Jean Vigo n'a réalisé qu'un seul long-métrage, mais quel style pour ce film de 1934 ! "L'Atalante" est une romance particulièrement originale, autant sur le fond que sur la forme. L'ingéniosité de certains plans, quelques photographies talentueuses, mais surtout des idées de scènes remarquables (les chats, la marionnette, les tatouages, le jeu de dames etc...) qui viendront donner une âme au film pour enrichir la poésie qu'il recèle (ce n'est d'ailleurs pas pour rien que "L'Atalante" sera une référence pour des cinéastes tels que Michel Gondry ou encore Jim Jarmusch). Jean Vigo allie la simplicité de ses personnages avec l'originalité de ses scènes pour livrer une romance, à la fois comique et dramatique, unique en son genre.

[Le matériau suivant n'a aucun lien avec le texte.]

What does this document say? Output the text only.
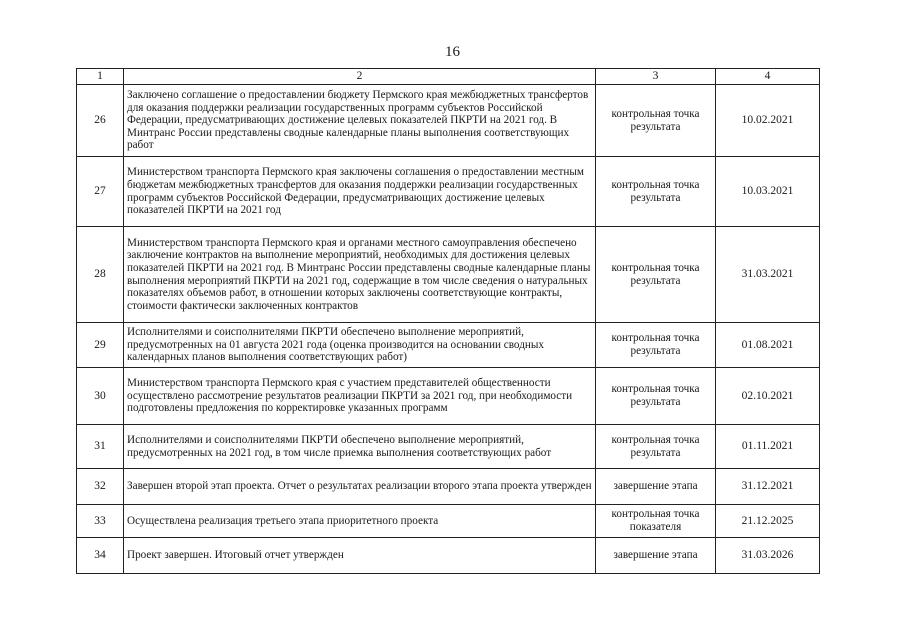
16
1	2	3	4
26	Заключено соглашение о предоставлении бюджету Пермского края межбюджетных трансфертов для оказания поддержки реализации государственных программ субъектов Российской Федерации, предусматривающих достижение целевых показателей ПКРТИ на 2021 год. В Минтранс России представлены сводные календарные планы выполнения соответствующих работ	контрольная точка результата	10.02.2021
27	Министерством транспорта Пермского края заключены соглашения о предоставлении местным бюджетам межбюджетных трансфертов для оказания поддержки реализации государственных программ субъектов Российской Федерации, предусматривающих достижение целевых показателей ПКРТИ на 2021 год	контрольная точка результата	10.03.2021
28	Министерством транспорта Пермского края и органами местного самоуправления обеспечено заключение контрактов на выполнение мероприятий, необходимых для достижения целевых показателей ПКРТИ на 2021 год. В Минтранс России представлены сводные календарные планы выполнения мероприятий ПКРТИ на 2021 год, содержащие в том числе сведения о натуральных показателях объемов работ, в отношении которых заключены соответствующие контракты, стоимости фактически заключенных контрактов	контрольная точка результата	31.03.2021
29	Исполнителями и соисполнителями ПКРТИ обеспечено выполнение мероприятий, предусмотренных на 01 августа 2021 года (оценка производится на основании сводных календарных планов выполнения соответствующих работ)	контрольная точка результата	01.08.2021
30	Министерством транспорта Пермского края с участием представителей общественности осуществлено рассмотрение результатов реализации ПКРТИ за 2021 год, при необходимости подготовлены предложения по корректировке указанных программ	контрольная точка результата	02.10.2021
31	Исполнителями и соисполнителями ПКРТИ обеспечено выполнение мероприятий, предусмотренных на 2021 год, в том числе приемка выполнения соответствующих работ	контрольная точка результата	01.11.2021
32	Завершен второй этап проекта. Отчет о результатах реализации второго этапа проекта утвержден	завершение этапа	31.12.2021
33	Осуществлена реализация третьего этапа приоритетного проекта	контрольная точка показателя	21.12.2025
34	Проект завершен. Итоговый отчет утвержден	завершение этапа	31.03.2026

Sitôt mariés, Juliette et le patron marinier Jean embarquent sur la péniche "L'Atalante" où les attend le mécano de bord, le père Jules (Michel Simon). Romantique, le voyage des deux amoureux ne restera pas un long fleuve tranquille. Considéré culte par les cinéphiles, "L'Atalante" de Jean Vigo est une histoire d'amour qui a parfois la grâce et la sensualité de la jeunesse de ses interprètes mais qui n'est pas en soi passionnante ou émouvante. Sa singularité provient de séquences saugrenues attachées à la personnalité loufoque du père Jules, un original dans son genre, entouré de chats et de souvenirs de navigation.; elle provient aussi d'images poétiques telles que les scènes d'ouverture où les jeune mariés, devançant les invités endimanchés, traversent la campagne en costume noir et robe blanche pour rejoindre la péniche. De ce film amoindri par une copie abimée, je garde le souvenir d'un père Jules truculent et fruste, et l'image romantique du jeune couple amoureux et bohème. Néanmoins, le sujet et la personnalité de Vigo m'ont moins touché que dans son "Zéro de conduite".
Film mythique surestimé par la courte vie de son réalisateur, sa photographie, sa poésie anarchique mais guère plus. Simon, en roue libre, ne fait que marmonner de façon inintelligible et le scénario n'est qu'un foutoir généralisé. Carné et Renoir ont fait beaucoup mieux.